I will discuss this more in the future, but Out West (as I like to phrase it) things are quite different from the South. There is much, much more individualism Out West. It’s unavoidable. You are really on your own much of the time. There are far, far fewer people and unless you grew up in a Western community, you are very far from family and friends and it is difficult to make new ones. Certainly there are those ranchers, farmers, and small-town folks who stick to the same place, but the ebb and flow of people through the West is one of the most incredible things I have seen. It does not happen in long wagon trains or on chuffing trains; it happens singly and quietly, but nonetheless people are constantly moving, setting up life again, then when things fail, moving on again. Even in this modern age, the basic nature of the West has not changed.

Yet despite this individualism, you do not get a sense of individuality being characteristic to the West. You certainly get your fair share of wild folks, crackpots, fringe dwellers, and the salty characters who march to the beat of their own drum. I’ve met a lot of them. But these extreme examples almost seem to confirm the rule, which is that everyone is on their own and thus everyone is seeking to define themselves somehow, someway. You have to make yourself into something, all on your own terms, and you have to do it all the time, because there isn’t much else for you to draw upon. Everyone is free out West, but it doesn’t mean they necessarily have self-realization in that freedom.

But seeing that quirky old man in the Nashville Waffle House, I realized that having a cultural and societal core actually provides the possibility of genuine individuality, of eccentricity that isn’t simply wild personal whim. There is a way things are in the South; you can embrace it or you can reject it, but that’s how it is. What many outsiders (and many disgruntled, alienated Southerners) think is that by embracing this status quo, you are conforming, and by rejecting it, you are liberating yourself. But it’s more complicated than that. Because a status quo is not one thing. And in the way it relates to identity, a naturally developed, shared way of life can provide multiple sources of identity. In such a schema, there is no single definition of who you are and you may feel a part of different identities to varying degrees. You may indeed add one of your own, that of the Waffle House-General of the Army-Boat Captain variety, or the erudite man of letters variety like William Faulkner, or even the small-town redneck turned liberal rock ‘n roller like Drive-By Truckers.
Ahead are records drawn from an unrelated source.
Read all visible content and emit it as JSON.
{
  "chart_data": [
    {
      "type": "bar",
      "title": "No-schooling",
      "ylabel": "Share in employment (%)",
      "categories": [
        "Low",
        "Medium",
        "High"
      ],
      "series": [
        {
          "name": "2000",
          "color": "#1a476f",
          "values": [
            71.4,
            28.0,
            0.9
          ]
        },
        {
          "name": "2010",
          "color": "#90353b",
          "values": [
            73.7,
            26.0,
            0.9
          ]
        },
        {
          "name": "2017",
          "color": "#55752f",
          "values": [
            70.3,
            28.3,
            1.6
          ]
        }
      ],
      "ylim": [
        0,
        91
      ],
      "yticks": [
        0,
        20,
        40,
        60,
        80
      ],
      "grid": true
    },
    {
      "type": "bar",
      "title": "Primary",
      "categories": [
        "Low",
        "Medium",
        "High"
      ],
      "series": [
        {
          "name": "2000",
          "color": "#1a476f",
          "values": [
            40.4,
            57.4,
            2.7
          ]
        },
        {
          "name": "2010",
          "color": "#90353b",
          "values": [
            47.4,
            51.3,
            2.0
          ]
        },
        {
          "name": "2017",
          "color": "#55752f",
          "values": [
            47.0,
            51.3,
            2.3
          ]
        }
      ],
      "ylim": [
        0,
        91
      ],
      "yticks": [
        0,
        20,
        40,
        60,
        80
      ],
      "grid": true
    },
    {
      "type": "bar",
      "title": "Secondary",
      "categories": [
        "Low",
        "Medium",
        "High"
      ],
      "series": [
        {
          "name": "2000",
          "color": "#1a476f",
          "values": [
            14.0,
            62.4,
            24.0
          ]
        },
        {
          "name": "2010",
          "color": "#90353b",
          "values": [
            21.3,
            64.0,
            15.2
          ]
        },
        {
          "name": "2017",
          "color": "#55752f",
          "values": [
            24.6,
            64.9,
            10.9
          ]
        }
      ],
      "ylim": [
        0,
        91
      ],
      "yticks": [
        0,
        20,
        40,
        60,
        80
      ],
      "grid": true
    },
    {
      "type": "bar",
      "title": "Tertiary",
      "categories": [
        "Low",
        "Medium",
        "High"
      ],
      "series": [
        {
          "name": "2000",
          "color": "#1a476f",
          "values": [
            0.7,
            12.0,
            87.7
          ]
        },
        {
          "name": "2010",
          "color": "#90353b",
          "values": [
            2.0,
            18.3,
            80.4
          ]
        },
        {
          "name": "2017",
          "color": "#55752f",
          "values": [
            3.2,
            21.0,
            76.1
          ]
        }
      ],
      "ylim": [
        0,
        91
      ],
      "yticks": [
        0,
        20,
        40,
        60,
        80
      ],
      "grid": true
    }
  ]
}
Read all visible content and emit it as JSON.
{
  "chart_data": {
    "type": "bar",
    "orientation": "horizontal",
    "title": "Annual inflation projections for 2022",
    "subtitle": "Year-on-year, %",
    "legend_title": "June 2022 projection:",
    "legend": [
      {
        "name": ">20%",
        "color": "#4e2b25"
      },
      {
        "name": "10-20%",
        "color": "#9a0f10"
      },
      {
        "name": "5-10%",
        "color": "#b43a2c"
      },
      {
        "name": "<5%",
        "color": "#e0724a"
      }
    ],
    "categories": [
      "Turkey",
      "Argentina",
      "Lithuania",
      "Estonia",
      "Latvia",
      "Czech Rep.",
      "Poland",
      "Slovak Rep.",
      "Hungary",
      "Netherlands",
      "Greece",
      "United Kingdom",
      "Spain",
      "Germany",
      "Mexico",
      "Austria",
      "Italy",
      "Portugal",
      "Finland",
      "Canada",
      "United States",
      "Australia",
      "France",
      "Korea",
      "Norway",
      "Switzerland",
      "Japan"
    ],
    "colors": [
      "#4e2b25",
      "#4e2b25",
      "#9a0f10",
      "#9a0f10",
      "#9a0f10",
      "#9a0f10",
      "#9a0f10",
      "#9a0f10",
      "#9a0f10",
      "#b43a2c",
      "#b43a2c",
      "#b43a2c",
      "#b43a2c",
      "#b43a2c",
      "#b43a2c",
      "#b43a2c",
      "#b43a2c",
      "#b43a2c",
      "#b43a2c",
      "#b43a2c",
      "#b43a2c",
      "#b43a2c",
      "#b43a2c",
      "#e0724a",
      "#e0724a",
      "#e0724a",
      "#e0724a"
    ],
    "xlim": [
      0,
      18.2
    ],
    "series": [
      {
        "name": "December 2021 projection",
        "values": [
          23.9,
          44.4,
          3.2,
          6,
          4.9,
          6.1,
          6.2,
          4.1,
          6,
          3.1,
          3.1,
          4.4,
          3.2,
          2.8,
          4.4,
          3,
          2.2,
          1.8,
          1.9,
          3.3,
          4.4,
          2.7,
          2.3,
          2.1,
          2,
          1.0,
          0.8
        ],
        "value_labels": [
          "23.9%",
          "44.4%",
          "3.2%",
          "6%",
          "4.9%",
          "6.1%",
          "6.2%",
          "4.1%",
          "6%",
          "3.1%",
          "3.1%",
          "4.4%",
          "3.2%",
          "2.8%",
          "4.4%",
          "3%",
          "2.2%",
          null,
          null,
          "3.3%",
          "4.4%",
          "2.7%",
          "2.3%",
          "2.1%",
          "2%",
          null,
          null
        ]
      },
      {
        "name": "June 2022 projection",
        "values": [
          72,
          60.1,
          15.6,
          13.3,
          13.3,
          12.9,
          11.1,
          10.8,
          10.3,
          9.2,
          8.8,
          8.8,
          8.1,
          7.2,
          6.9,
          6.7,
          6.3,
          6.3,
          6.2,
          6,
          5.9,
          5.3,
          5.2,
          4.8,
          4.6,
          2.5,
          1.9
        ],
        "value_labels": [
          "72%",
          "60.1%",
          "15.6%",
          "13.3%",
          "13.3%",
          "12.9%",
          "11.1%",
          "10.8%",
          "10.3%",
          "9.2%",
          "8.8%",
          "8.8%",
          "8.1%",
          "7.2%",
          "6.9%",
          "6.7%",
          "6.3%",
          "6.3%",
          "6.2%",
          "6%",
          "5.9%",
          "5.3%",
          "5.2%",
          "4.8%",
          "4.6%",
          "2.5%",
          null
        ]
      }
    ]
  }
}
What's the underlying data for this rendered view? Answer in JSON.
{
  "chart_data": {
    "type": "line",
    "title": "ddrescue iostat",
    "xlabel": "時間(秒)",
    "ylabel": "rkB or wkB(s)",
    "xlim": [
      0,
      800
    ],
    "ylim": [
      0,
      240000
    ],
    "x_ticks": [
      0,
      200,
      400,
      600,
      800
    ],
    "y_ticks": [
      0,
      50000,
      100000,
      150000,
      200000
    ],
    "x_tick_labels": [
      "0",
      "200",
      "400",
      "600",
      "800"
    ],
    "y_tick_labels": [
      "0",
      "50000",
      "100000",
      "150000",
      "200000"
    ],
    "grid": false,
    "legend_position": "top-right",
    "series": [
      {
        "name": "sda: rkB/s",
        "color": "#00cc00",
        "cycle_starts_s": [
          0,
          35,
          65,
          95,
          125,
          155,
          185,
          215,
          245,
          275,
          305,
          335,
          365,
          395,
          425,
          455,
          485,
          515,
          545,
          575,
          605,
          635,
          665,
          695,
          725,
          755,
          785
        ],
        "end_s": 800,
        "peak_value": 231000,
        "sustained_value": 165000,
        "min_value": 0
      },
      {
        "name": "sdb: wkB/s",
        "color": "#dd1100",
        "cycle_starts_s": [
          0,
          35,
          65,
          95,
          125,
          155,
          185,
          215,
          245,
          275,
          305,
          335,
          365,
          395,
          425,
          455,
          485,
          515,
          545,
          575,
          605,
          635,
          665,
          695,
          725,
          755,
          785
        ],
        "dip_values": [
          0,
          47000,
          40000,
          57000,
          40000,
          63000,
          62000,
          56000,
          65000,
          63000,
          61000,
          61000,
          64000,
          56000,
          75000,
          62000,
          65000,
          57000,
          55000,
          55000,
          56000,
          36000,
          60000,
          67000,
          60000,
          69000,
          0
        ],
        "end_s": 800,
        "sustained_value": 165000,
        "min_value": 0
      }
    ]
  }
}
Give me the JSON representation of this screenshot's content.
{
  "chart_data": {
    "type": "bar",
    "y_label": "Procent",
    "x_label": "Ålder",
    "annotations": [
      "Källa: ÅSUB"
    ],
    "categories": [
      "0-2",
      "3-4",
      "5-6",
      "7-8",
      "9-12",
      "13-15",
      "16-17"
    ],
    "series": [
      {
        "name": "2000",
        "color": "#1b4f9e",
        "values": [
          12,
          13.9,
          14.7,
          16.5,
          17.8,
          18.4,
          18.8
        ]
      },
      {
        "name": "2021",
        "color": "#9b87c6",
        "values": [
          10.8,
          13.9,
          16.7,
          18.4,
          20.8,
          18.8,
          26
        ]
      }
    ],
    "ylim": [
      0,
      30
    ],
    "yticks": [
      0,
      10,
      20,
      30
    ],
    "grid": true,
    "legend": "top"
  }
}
It does not necessarily mean rejecting outright the whole way of life you come from, even though it may mean you choose your own personal expressions, habits, sartorial choices, friends, or values over other markers of identity considered more typical or traditional. Sometimes even embracing tradition puts one at odds with the status quo. But what is certain is that all of this takes place within a given cultural and societal context. Whatever one’s personal choices, one is never left completely isolated from others. One never has to define by sheer will one’s entire identity. And thank goodness, because that is too much for anyone. It leads us to deformed character or to simply accept whatever neatly packaged identity is offered to us.

There is much I miss about the West and much I am ambivalent about in my home region. But it is for certain that I feel perfectly capable of being who I am here. I do not have to constantly mend the fences around my own identity, fences which even when tautly strung still let the gusts of confusion and self-doubt in. Here at home, I know how things are. I am free to enjoy it, to complain about it, and to get on with the parts of life that are important, whether they are congruent or at odds with the way things are. I know that, regardless, I will never be outwith; I will belong.